Did you mean anything more than that? If so, can you unpack a little further?
If not… well, yes. The question is precisely whether there exists any consistent proposition that is a good enough approximation of my True Intentions to not “ruin everything forever,” or whether my True Intentions are sufficiently confused/incoherent/unstable that we prefer to ignore me altogether and listen to someone else instead.
My point is that an approximation that just creates a decently fun world, rather than a wildly overwhelmingly fun world, would still be pretty good. There’s probably no need to aim that low, but if that’s the best we can safely get by extrapolating human volition, without risking a catastrophe, then so be it. Worlds that aren’t completely valueless for most of the stelliferous era are a very small and difficult target to hit; I’m a lot more worried about whether we can hit that target at all than about whether we can hit the very center in a philosophically and neuroscientifically ideal way. If ‘OK’ is the best we can do, then that’s still OK.

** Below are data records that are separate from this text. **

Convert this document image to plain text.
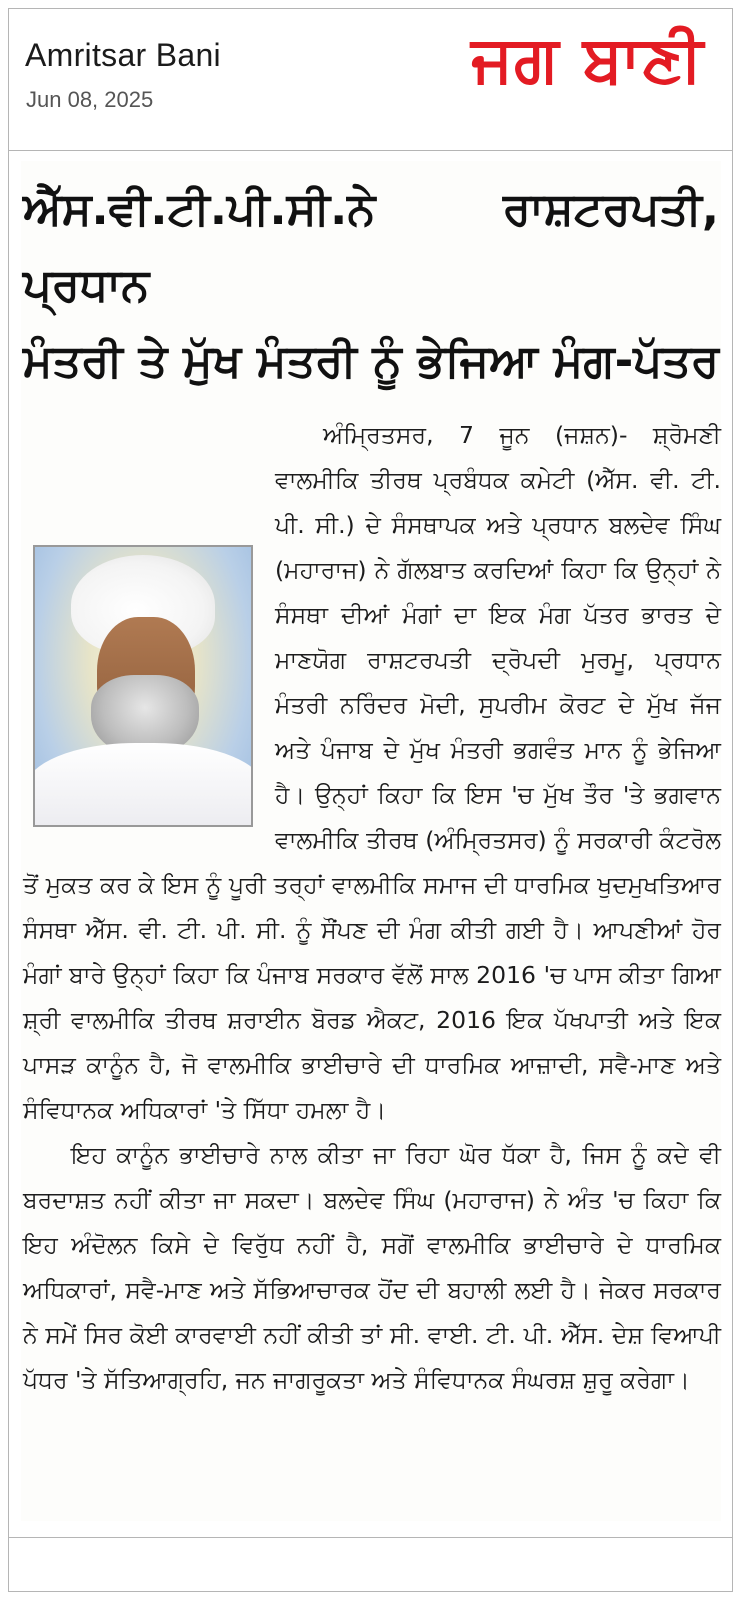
Amritsar Bani
Jun 08, 2025
ਜਗ ਬਾਣੀ
ਐੱਸ.ਵੀ.ਟੀ.ਪੀ.ਸੀ.ਨੇ ਰਾਸ਼ਟਰਪਤੀ, ਪ੍ਰਧਾਨ
ਮੰਤਰੀ ਤੇ ਮੁੱਖ ਮੰਤਰੀ ਨੂੰ ਭੇਜਿਆ ਮੰਗ-ਪੱਤਰ

ਅੰਮ੍ਰਿਤਸਰ, 7 ਜੂਨ (ਜਸ਼ਨ)- ਸ਼੍ਰੋਮਣੀ ਵਾਲਮੀਕਿ ਤੀਰਥ ਪ੍ਰਬੰਧਕ ਕਮੇਟੀ (ਐੱਸ. ਵੀ. ਟੀ. ਪੀ. ਸੀ.) ਦੇ ਸੰਸਥਾਪਕ ਅਤੇ ਪ੍ਰਧਾਨ ਬਲਦੇਵ ਸਿੰਘ (ਮਹਾਰਾਜ) ਨੇ ਗੱਲਬਾਤ ਕਰਦਿਆਂ ਕਿਹਾ ਕਿ ਉਨ੍ਹਾਂ ਨੇ ਸੰਸਥਾ ਦੀਆਂ ਮੰਗਾਂ ਦਾ ਇਕ ਮੰਗ ਪੱਤਰ ਭਾਰਤ ਦੇ ਮਾਣਯੋਗ ਰਾਸ਼ਟਰਪਤੀ ਦ੍ਰੋਪਦੀ ਮੁਰਮੂ, ਪ੍ਰਧਾਨ ਮੰਤਰੀ ਨਰਿੰਦਰ ਮੋਦੀ, ਸੁਪਰੀਮ ਕੋਰਟ ਦੇ ਮੁੱਖ ਜੱਜ ਅਤੇ ਪੰਜਾਬ ਦੇ ਮੁੱਖ ਮੰਤਰੀ ਭਗਵੰਤ ਮਾਨ ਨੂੰ ਭੇਜਿਆ ਹੈ। ਉਨ੍ਹਾਂ ਕਿਹਾ ਕਿ ਇਸ 'ਚ ਮੁੱਖ ਤੌਰ 'ਤੇ ਭਗਵਾਨ ਵਾਲਮੀਕਿ ਤੀਰਥ (ਅੰਮ੍ਰਿਤਸਰ) ਨੂੰ ਸਰਕਾਰੀ ਕੰਟਰੋਲ ਤੋਂ ਮੁਕਤ ਕਰ ਕੇ ਇਸ ਨੂੰ ਪੂਰੀ ਤਰ੍ਹਾਂ ਵਾਲਮੀਕਿ ਸਮਾਜ ਦੀ ਧਾਰਮਿਕ ਖੁਦਮੁਖਤਿਆਰ ਸੰਸਥਾ ਐੱਸ. ਵੀ. ਟੀ. ਪੀ. ਸੀ. ਨੂੰ ਸੌਂਪਣ ਦੀ ਮੰਗ ਕੀਤੀ ਗਈ ਹੈ। ਆਪਣੀਆਂ ਹੋਰ ਮੰਗਾਂ ਬਾਰੇ ਉਨ੍ਹਾਂ ਕਿਹਾ ਕਿ ਪੰਜਾਬ ਸਰਕਾਰ ਵੱਲੋਂ ਸਾਲ 2016 'ਚ ਪਾਸ ਕੀਤਾ ਗਿਆ ਸ਼੍ਰੀ ਵਾਲਮੀਕਿ ਤੀਰਥ ਸ਼ਰਾਈਨ ਬੋਰਡ ਐਕਟ, 2016 ਇਕ ਪੱਖਪਾਤੀ ਅਤੇ ਇਕ ਪਾਸੜ ਕਾਨੂੰਨ ਹੈ, ਜੋ ਵਾਲਮੀਕਿ ਭਾਈਚਾਰੇ ਦੀ ਧਾਰਮਿਕ ਆਜ਼ਾਦੀ, ਸਵੈ-ਮਾਣ ਅਤੇ ਸੰਵਿਧਾਨਕ ਅਧਿਕਾਰਾਂ 'ਤੇ ਸਿੱਧਾ ਹਮਲਾ ਹੈ।

ਇਹ ਕਾਨੂੰਨ ਭਾਈਚਾਰੇ ਨਾਲ ਕੀਤਾ ਜਾ ਰਿਹਾ ਘੋਰ ਧੱਕਾ ਹੈ, ਜਿਸ ਨੂੰ ਕਦੇ ਵੀ ਬਰਦਾਸ਼ਤ ਨਹੀਂ ਕੀਤਾ ਜਾ ਸਕਦਾ। ਬਲਦੇਵ ਸਿੰਘ (ਮਹਾਰਾਜ) ਨੇ ਅੰਤ 'ਚ ਕਿਹਾ ਕਿ ਇਹ ਅੰਦੋਲਨ ਕਿਸੇ ਦੇ ਵਿਰੁੱਧ ਨਹੀਂ ਹੈ, ਸਗੋਂ ਵਾਲਮੀਕਿ ਭਾਈਚਾਰੇ ਦੇ ਧਾਰਮਿਕ ਅਧਿਕਾਰਾਂ, ਸਵੈ-ਮਾਣ ਅਤੇ ਸੱਭਿਆਚਾਰਕ ਹੋਂਦ ਦੀ ਬਹਾਲੀ ਲਈ ਹੈ। ਜੇਕਰ ਸਰਕਾਰ ਨੇ ਸਮੇਂ ਸਿਰ ਕੋਈ ਕਾਰਵਾਈ ਨਹੀਂ ਕੀਤੀ ਤਾਂ ਸੀ. ਵਾਈ. ਟੀ. ਪੀ. ਐੱਸ. ਦੇਸ਼ ਵਿਆਪੀ ਪੱਧਰ 'ਤੇ ਸੱਤਿਆਗ੍ਰਹਿ, ਜਨ ਜਾਗਰੂਕਤਾ ਅਤੇ ਸੰਵਿਧਾਨਕ ਸੰਘਰਸ਼ ਸ਼ੁਰੂ ਕਰੇਗਾ।
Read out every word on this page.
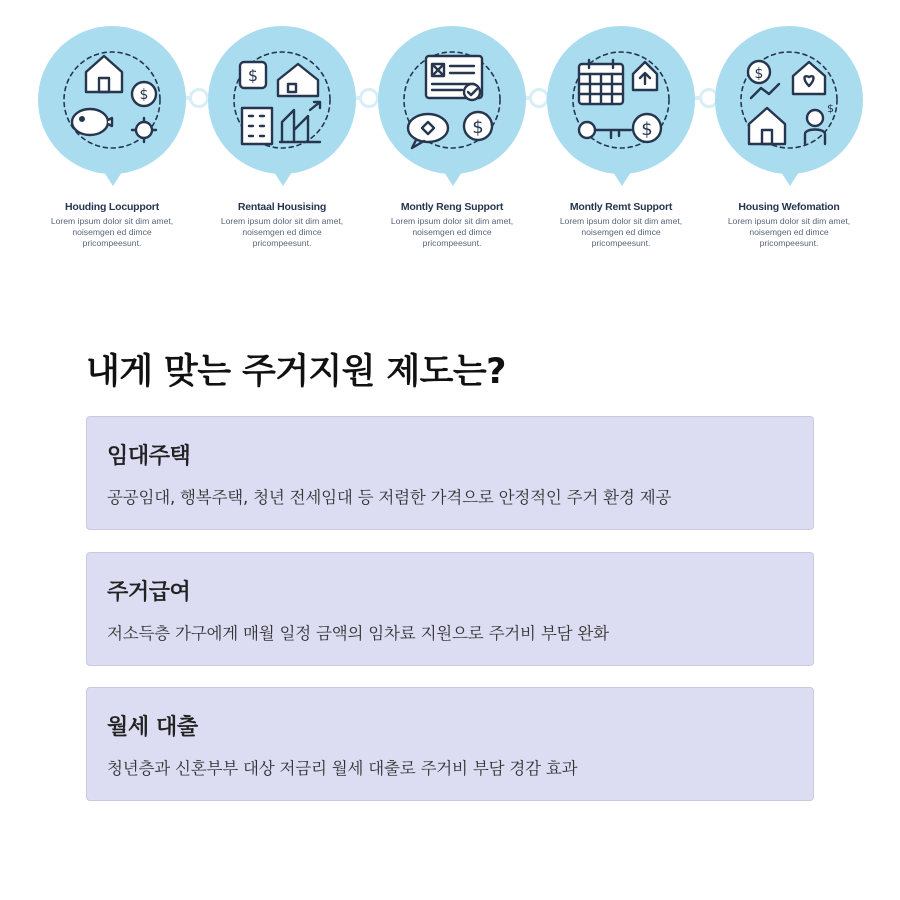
$
Houding Locupport
Lorem ipsum dolor sit dim amet, noisemgen ed dimce pricompeesunt.
$
Rentaal Housising
Lorem ipsum dolor sit dim amet, noisemgen ed dimce pricompeesunt.
$
Montly Reng Support
Lorem ipsum dolor sit dim amet, noisemgen ed dimce pricompeesunt.
$
Montly Remt Support
Lorem ipsum dolor sit dim amet, noisemgen ed dimce pricompeesunt.
$
$
Housing Wefomation
Lorem ipsum dolor sit dim amet, noisemgen ed dimce pricompeesunt.
내게 맞는 주거지원 제도는?
임대주택

공공임대, 행복주택, 청년 전세임대 등 저렴한 가격으로 안정적인 주거 환경 제공

주거급여

저소득층 가구에게 매월 일정 금액의 임차료 지원으로 주거비 부담 완화

월세 대출

청년층과 신혼부부 대상 저금리 월세 대출로 주거비 부담 경감 효과
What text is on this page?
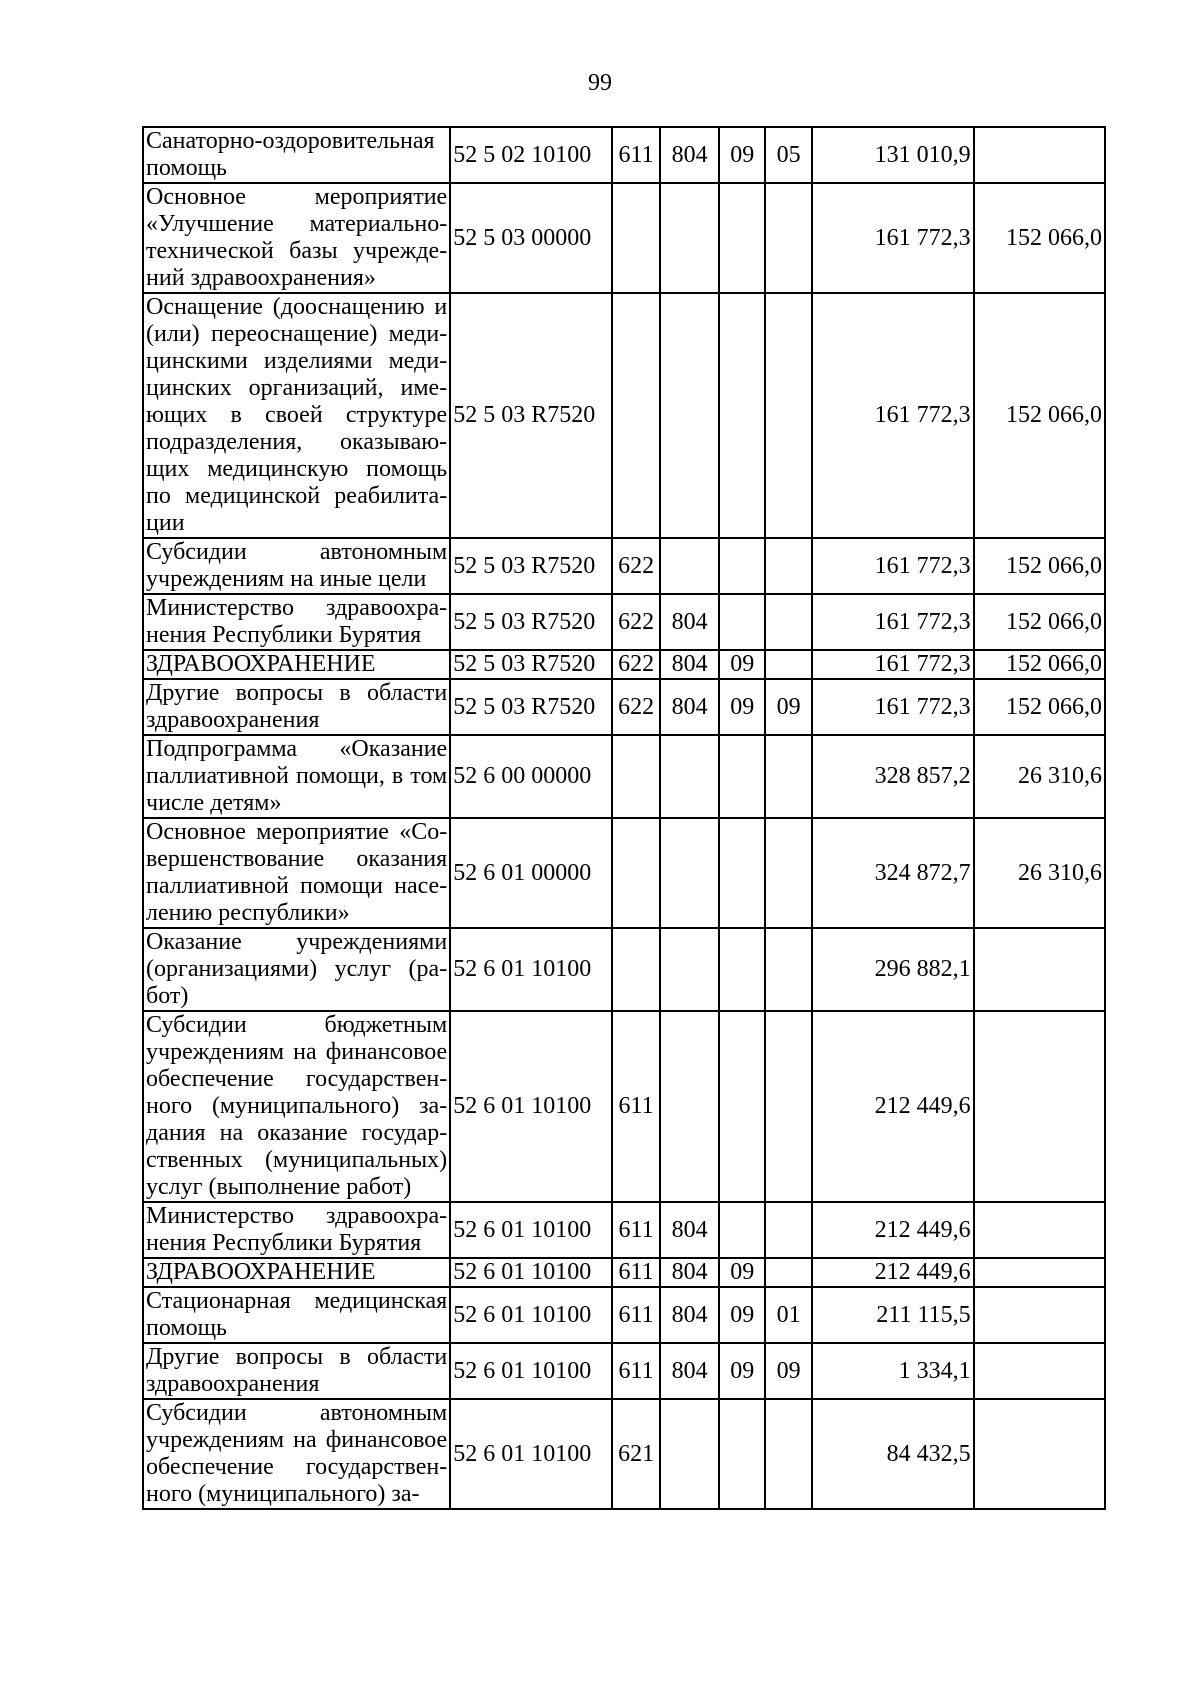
99
Санаторно-оздоровительная помощь	52 5 02 10100	611	804	09	05	131 010,9	
Основное мероприятие «Улучшение материально-технической базы учрежде-ний здравоохранения»	52 5 03 00000					161 772,3	152 066,0
Оснащение (дооснащению и (или) переоснащение) меди-цинскими изделиями меди-цинских организаций, име-ющих в своей структуре подразделения, оказываю-щих медицинскую помощь по медицинской реабилита-ции	52 5 03 R7520					161 772,3	152 066,0
Субсидии автономным учреждениям на иные цели	52 5 03 R7520	622				161 772,3	152 066,0
Министерство здравоохра-нения Республики Бурятия	52 5 03 R7520	622	804			161 772,3	152 066,0
ЗДРАВООХРАНЕНИЕ	52 5 03 R7520	622	804	09		161 772,3	152 066,0
Другие вопросы в области здравоохранения	52 5 03 R7520	622	804	09	09	161 772,3	152 066,0
Подпрограмма «Оказание паллиативной помощи, в том числе детям»	52 6 00 00000					328 857,2	26 310,6
Основное мероприятие «Со-вершенствование оказания паллиативной помощи насе-лению республики»	52 6 01 00000					324 872,7	26 310,6
Оказание учреждениями (организациями) услуг (ра-бот)	52 6 01 10100					296 882,1	
Субсидии бюджетным учреждениям на финансовое обеспечение государствен-ного (муниципального) за-дания на оказание государ-ственных (муниципальных) услуг (выполнение работ)	52 6 01 10100	611				212 449,6	
Министерство здравоохра-нения Республики Бурятия	52 6 01 10100	611	804			212 449,6	
ЗДРАВООХРАНЕНИЕ	52 6 01 10100	611	804	09		212 449,6	
Стационарная медицинская помощь	52 6 01 10100	611	804	09	01	211 115,5	
Другие вопросы в области здравоохранения	52 6 01 10100	611	804	09	09	1 334,1	
Субсидии автономным учреждениям на финансовое обеспечение государствен-ного (муниципального) за-	52 6 01 10100	621				84 432,5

I would say that the world we live in is not unacceptably bad for everyone in it. (It it is not the case that everyone currently alive would be better off dead.) So there’s a proof that an AGI could potentially create a non-terrible circumstance for us to inhabit, relative to our preferences. The questions are (a) How do we spatially and temporally distribute the things we already have and value, so we can have a lot more of them?, and (b) How much better can we make things without endangering value altogether?
I agree that a decently fun world would still be pretty good, and if that maximizes expected value then that’s what we should choose, given a choice.
Of course, the “if/then” part of that sentence is important. In other words to go from there to “we should therefore choose a decently but not wildly overwhelmingly fun world, given a choice” is unjustified without additional data. Opportunity costs are still costs.
I agree that the world we live in is not unacceptably bad for everyone in it. I agree that not everyone currently alive would be better off dead.
I agree that an AGI (as that term is used here) could potentially create a non-terrible circumstance for us to inhabit. (I’m not really sure what “relative to our preferences” means there. What else might “non-terrible” be relative to?)
I’m not at all sure why the two questions you list are “the” questions. I agree that the first one is worth answering. I’m not sure the second one is, though if we answer it along the way to doing something else that’s OK with me.